The only reason for God to inspire the Bible would be so that his people would have his actual words; but if he really wanted people to have his actual words, surely he would have miraculously preserved those words, just as he had miraculously inspired them in the first place. Given the circumstance that he didn't preserve the words, the conclusion seemed inescapable to me that he hadn't gone to the trouble of inspiring them.

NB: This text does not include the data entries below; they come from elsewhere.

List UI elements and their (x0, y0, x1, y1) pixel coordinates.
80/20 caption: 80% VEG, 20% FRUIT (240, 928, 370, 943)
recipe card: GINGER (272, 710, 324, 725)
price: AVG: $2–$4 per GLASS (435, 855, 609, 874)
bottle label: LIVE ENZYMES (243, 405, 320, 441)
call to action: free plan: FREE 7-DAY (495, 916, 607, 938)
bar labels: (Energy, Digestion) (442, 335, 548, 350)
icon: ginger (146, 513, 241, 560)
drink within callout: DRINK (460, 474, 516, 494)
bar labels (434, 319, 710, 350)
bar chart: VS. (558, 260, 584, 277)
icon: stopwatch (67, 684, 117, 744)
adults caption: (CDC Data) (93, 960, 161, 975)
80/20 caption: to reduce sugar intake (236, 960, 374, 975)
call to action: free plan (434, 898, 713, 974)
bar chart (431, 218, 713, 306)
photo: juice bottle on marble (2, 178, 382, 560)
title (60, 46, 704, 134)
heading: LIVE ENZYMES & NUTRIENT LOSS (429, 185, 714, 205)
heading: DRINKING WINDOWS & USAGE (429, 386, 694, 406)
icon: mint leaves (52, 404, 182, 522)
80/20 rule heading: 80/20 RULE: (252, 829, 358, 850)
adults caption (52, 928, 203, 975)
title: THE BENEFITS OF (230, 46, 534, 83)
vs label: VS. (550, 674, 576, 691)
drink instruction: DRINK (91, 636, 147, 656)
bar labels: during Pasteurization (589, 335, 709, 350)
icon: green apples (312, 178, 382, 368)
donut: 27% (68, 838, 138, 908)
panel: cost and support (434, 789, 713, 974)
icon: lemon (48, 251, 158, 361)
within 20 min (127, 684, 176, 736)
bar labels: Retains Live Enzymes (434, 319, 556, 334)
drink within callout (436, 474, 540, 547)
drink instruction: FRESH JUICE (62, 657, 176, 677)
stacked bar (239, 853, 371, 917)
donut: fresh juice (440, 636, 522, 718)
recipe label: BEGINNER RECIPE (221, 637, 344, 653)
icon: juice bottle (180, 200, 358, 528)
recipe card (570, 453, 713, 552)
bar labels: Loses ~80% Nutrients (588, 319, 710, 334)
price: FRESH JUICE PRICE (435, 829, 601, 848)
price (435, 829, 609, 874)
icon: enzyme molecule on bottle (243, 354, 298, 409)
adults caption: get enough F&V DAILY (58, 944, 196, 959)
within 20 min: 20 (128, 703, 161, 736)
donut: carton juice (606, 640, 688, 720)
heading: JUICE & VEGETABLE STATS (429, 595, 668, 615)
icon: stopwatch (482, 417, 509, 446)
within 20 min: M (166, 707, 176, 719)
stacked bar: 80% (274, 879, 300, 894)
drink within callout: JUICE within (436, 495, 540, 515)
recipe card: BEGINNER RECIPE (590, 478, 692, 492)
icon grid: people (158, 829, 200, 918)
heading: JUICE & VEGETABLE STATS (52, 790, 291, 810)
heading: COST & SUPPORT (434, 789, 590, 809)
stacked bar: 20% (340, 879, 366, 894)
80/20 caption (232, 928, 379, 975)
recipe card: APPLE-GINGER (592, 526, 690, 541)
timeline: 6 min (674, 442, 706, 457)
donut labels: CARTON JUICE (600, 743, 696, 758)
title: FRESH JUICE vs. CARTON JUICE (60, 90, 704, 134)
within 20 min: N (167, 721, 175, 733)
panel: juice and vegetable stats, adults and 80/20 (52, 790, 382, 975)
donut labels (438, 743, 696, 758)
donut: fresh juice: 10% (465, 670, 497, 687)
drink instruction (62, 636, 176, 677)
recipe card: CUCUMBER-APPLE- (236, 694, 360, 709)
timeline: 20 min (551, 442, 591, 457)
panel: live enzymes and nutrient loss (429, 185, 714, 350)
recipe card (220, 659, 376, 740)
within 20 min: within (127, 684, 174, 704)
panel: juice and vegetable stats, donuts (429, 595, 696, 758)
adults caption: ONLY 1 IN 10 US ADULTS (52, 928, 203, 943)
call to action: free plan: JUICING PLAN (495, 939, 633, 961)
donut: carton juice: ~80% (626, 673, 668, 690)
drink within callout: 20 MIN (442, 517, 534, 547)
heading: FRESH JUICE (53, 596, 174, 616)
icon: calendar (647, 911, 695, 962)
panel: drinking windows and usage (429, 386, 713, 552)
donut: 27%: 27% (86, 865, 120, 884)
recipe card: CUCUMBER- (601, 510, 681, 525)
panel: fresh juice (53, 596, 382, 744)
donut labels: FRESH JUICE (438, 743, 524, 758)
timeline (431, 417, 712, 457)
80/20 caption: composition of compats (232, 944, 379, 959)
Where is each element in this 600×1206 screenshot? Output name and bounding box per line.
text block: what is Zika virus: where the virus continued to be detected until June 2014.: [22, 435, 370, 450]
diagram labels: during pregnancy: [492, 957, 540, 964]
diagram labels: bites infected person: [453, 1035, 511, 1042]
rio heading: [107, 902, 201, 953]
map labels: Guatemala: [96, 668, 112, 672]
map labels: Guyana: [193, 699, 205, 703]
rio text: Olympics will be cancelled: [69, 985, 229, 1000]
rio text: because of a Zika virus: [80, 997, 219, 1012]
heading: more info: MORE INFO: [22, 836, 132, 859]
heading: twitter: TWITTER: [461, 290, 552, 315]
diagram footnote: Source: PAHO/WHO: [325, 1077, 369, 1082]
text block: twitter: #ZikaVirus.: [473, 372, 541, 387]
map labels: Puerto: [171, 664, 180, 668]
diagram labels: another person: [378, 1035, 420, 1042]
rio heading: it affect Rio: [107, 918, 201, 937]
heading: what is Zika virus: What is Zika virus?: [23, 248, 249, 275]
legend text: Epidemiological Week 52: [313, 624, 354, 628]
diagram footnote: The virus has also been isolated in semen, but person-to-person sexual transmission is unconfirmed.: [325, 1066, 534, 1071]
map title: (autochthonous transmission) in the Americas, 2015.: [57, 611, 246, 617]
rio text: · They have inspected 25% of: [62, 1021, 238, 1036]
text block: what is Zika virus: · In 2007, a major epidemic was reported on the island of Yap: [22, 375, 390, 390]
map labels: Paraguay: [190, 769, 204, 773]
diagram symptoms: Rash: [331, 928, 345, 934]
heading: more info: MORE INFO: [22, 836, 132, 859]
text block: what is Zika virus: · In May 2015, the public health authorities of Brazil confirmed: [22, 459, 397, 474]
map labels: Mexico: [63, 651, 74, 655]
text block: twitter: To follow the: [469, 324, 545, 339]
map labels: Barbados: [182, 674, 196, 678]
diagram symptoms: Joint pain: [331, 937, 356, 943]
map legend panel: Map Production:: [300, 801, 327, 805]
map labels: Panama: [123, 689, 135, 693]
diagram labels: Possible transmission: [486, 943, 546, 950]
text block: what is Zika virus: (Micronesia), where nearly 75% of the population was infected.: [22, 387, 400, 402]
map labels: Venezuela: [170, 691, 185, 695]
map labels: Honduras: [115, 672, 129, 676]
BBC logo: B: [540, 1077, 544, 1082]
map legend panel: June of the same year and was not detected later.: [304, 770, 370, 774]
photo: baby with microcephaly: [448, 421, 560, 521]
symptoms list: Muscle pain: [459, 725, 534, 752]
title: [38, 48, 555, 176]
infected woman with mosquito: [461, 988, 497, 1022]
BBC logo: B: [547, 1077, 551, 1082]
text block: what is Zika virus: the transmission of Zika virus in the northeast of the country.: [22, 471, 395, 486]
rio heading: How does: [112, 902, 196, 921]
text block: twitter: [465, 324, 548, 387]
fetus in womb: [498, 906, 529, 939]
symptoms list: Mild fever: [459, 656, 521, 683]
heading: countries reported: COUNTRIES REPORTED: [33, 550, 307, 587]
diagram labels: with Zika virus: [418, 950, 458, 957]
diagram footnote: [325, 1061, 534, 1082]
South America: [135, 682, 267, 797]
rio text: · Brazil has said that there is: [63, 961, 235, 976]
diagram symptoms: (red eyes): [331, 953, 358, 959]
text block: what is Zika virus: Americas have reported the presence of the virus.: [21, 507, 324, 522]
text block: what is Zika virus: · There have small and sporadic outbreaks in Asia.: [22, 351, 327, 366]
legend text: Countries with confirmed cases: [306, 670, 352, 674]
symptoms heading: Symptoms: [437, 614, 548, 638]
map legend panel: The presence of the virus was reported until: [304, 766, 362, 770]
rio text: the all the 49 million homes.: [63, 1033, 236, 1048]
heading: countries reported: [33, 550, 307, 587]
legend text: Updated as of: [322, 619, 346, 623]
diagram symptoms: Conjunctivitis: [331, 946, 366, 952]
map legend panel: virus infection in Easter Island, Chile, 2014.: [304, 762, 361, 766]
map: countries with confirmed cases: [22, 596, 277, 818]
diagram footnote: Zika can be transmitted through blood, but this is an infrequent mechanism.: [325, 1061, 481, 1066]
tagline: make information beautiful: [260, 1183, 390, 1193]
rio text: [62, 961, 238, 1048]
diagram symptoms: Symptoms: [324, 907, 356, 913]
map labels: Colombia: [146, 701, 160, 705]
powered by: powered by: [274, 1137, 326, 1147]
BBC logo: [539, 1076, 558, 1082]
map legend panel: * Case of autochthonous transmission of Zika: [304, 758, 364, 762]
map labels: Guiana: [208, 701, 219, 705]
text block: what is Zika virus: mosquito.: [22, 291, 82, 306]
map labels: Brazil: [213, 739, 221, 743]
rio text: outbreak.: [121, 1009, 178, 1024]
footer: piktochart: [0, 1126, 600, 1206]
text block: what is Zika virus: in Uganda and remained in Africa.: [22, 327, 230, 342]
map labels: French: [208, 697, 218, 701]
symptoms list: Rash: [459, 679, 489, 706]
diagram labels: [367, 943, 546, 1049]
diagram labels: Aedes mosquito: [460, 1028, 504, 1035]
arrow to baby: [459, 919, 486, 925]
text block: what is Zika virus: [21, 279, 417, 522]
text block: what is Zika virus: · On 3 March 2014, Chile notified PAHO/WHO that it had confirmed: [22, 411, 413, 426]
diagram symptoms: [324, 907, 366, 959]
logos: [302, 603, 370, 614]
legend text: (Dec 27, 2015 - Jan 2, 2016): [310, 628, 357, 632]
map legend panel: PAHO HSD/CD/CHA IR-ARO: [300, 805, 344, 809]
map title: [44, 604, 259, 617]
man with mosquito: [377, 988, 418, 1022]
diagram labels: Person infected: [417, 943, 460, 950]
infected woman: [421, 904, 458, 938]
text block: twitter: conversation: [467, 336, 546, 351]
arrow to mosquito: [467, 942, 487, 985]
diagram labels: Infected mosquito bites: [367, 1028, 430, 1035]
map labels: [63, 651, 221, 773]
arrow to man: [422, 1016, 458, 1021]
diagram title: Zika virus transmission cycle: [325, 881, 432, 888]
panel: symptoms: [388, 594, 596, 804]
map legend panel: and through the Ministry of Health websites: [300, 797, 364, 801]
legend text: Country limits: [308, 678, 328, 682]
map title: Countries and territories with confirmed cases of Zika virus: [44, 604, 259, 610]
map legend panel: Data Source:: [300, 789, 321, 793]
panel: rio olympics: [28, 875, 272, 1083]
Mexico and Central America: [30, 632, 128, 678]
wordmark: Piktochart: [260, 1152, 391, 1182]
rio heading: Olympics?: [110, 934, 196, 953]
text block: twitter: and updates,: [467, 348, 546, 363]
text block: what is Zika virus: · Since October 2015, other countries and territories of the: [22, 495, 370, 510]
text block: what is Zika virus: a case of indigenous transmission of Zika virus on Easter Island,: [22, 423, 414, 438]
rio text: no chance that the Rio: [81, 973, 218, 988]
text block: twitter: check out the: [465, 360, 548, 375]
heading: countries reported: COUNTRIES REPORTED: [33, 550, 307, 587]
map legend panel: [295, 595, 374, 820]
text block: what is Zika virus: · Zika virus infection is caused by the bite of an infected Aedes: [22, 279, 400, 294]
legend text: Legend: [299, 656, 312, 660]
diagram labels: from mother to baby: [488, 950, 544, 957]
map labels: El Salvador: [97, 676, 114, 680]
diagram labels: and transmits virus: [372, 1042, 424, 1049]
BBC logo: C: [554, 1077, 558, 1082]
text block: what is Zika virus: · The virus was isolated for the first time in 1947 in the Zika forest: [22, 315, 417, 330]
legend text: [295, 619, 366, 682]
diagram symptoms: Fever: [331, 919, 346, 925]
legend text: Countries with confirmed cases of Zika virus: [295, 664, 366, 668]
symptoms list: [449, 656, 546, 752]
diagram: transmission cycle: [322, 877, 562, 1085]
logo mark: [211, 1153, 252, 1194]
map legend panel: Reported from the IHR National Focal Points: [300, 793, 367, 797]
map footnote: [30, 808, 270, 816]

The reason he thinks God didn't "preserve the words" is the fact that some passages of the NT have alternate readings in various ancient manuscripts, and we can't always determine which are original. This isn't an unreasonable argument, but ultimately it shows that theological liberalism is just the flip side of fundamentalism (and indeed in the introduction the author talks about his fundamentalist past). Both liberalism and fundamentalism are modernist and thus obsessed with certainty. Descartes, the father of modernism, thought that all beliefs had to be ultimately founded on indubitable premises to be justified. The theological equivalent is the belief that all doctrines must be founded on 100% inerrant scripture to be held de fide. I remember in high school a Church of Christ friend arguing for the literal truth of Genesis 1-3 on the grounds that if the Bible contains any error whatsoever then it is worthless. Understandably, then, a person raised in fundamentalism who discovers any doubtful sections of Scripture will be tempted to chuck it all and swing into the opposite extreme. As I said, I'm looking for a middle way--the Bible, like other sources of knowledge (sense experience, secular history, etc.), can be basically reliable even if not inerrant.

Gotta get up at 3:30 tomorrow to catch the 5:30 out of Lubbock. It's gonna be a long, long, long day.